The Old Testament saints did not have this problem when the prophets were alive, at least not to the extent that we have. If anybody was interested, they could go to Ezekiel and asked him if election of individuals to salvation was conditional or unconditional. Even without the revelations of the New Testament, Ezekiel might be able to answer this question better than many of us because he knew the LORD's tone of voice with which He spoke when he wrote, "For I take no pleasure in the death of anyone, declares the Sovereign LORD. Repent and live!" (Ezekiel 18:32).

Believers in the early church certainly did not have this problem, because they could ask the apostles verbally or at least write a letter to them. The Corinthian believers wrote a letter to Paul asking him questions that were of interest to them, such as eating food sacrificed to idols. Paul wrote a letter in reply, answering their questions and more.
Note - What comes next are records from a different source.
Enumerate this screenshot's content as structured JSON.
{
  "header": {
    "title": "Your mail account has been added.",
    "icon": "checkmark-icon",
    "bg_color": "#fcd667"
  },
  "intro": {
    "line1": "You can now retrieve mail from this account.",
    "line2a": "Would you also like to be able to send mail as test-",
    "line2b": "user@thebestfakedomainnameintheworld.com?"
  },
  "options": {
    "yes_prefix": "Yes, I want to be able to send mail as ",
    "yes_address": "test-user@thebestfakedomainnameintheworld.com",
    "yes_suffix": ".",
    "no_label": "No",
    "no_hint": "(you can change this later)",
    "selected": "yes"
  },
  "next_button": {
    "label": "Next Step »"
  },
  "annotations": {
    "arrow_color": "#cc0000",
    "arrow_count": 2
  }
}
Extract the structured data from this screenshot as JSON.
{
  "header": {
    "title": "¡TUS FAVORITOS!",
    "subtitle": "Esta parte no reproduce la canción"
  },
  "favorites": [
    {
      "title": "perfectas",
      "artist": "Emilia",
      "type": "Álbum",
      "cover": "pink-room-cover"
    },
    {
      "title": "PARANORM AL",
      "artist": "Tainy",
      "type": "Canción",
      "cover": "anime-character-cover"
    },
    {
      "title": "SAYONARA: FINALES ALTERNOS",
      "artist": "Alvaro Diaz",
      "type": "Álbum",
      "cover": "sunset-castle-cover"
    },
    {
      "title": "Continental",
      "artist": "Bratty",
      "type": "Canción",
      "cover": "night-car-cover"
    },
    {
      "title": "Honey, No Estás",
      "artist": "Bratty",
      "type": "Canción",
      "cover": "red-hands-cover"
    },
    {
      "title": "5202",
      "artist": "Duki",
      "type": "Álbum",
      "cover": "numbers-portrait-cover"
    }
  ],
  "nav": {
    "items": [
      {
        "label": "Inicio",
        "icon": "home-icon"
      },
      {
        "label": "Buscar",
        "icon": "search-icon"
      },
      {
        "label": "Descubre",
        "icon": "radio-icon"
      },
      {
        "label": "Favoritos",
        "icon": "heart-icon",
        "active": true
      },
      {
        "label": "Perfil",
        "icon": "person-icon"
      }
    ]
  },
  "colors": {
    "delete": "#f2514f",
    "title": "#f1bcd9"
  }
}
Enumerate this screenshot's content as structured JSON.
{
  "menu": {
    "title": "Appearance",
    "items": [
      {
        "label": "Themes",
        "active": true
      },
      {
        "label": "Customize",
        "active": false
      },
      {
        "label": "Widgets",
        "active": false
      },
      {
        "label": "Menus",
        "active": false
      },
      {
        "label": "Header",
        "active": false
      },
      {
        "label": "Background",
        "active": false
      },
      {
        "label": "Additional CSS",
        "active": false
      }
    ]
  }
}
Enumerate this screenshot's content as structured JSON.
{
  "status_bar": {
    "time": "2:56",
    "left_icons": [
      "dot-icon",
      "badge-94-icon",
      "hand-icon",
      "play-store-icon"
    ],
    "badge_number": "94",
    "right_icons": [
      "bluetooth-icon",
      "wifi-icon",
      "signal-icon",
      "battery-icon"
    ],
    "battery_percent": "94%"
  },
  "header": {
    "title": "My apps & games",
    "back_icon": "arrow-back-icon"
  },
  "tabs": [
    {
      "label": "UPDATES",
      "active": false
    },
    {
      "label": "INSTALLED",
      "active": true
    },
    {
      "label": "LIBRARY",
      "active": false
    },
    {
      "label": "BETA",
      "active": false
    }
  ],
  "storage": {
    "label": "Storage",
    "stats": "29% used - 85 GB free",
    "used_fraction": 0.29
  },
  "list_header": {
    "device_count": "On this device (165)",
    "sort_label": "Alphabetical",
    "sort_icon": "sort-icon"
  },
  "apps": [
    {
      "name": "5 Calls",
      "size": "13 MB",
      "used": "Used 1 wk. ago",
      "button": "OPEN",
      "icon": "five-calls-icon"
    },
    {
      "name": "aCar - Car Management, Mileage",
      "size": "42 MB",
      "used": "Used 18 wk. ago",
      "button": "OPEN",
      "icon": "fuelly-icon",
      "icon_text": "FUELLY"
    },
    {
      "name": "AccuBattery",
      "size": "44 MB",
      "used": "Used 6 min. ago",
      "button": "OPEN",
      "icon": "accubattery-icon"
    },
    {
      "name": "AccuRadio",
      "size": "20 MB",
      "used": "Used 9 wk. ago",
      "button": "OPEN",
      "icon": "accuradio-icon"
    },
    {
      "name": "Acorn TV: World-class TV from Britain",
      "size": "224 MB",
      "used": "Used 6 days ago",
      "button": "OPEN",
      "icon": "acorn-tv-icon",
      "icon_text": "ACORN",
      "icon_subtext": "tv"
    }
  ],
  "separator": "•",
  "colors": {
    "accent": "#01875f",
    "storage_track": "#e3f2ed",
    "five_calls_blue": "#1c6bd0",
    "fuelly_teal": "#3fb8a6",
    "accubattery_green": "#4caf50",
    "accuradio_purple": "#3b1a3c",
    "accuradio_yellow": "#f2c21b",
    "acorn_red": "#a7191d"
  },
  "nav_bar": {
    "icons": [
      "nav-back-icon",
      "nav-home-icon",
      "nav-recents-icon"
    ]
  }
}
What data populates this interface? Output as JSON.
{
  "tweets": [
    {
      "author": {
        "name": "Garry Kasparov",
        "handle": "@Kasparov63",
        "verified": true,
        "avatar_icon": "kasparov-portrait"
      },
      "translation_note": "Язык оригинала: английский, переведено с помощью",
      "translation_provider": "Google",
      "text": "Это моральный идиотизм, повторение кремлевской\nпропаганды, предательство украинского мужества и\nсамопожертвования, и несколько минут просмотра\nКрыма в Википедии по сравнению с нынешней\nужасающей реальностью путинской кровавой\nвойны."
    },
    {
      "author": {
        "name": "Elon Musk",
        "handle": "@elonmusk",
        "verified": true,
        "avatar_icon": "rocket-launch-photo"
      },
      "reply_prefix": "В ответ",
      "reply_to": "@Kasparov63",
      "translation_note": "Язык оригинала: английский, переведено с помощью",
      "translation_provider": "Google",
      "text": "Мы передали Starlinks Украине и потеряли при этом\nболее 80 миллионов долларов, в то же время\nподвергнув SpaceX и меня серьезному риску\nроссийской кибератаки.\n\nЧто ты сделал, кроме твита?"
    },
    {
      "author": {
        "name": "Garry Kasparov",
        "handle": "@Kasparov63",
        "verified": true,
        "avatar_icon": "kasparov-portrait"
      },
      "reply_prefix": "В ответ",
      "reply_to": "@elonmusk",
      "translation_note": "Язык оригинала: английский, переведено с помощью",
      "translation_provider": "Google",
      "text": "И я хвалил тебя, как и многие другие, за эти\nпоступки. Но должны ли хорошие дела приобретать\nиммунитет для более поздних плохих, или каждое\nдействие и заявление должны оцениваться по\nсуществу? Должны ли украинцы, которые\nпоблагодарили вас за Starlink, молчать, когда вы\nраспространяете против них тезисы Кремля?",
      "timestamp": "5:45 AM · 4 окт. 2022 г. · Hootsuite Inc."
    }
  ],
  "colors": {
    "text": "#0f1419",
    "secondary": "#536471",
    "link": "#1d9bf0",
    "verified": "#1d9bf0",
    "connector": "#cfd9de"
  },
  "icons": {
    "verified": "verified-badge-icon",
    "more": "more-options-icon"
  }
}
During the seven-year tribulation period, the Two Witnesses (whom I believe are Moses and Elijah) can answer questions and reconcile theological differences among believers who came to faith after the Rapture of the Church.

Non-glorified saints in the Millennial Reign of Christ will not have this problem, because they could ask Jesus Himself or any of His apostles.

Our situation for the past 1900+ years is unique because no apostle is alive to resolve theological differences. We are left with the Bible. When we as godly Christians who believe the infallibility of Scripture disagree on what Scripture meant, we must do so charitably, being careful to distinguish primary doctrines from secondary ones.

Job had not read the book of Job when calamity struck him, so he did not know of God's conversations with Satan behind the scenes, where God commended Job as one who feared God and shunned evil (Job 1:8, 2:3). When God answered him out of the storm, He did not tell him about His conversations with Satan. Even after God restored Job and gave him twice of what he had, he did not find out why God allowed calamity to strike. Job did not know the answer, but he knew the One who does. It was only after he died that he found out what took place.

Likewise, we do not have all the answers, but we know the God who does. As for why God did not keep apostle John alive to spare us all this confusion, I do not know, but God has His reasons. We Christians may disagree charitably, but we live in the eager expectation that we will live eternally with the Lord and with one another, and all our disagreements will be resolved.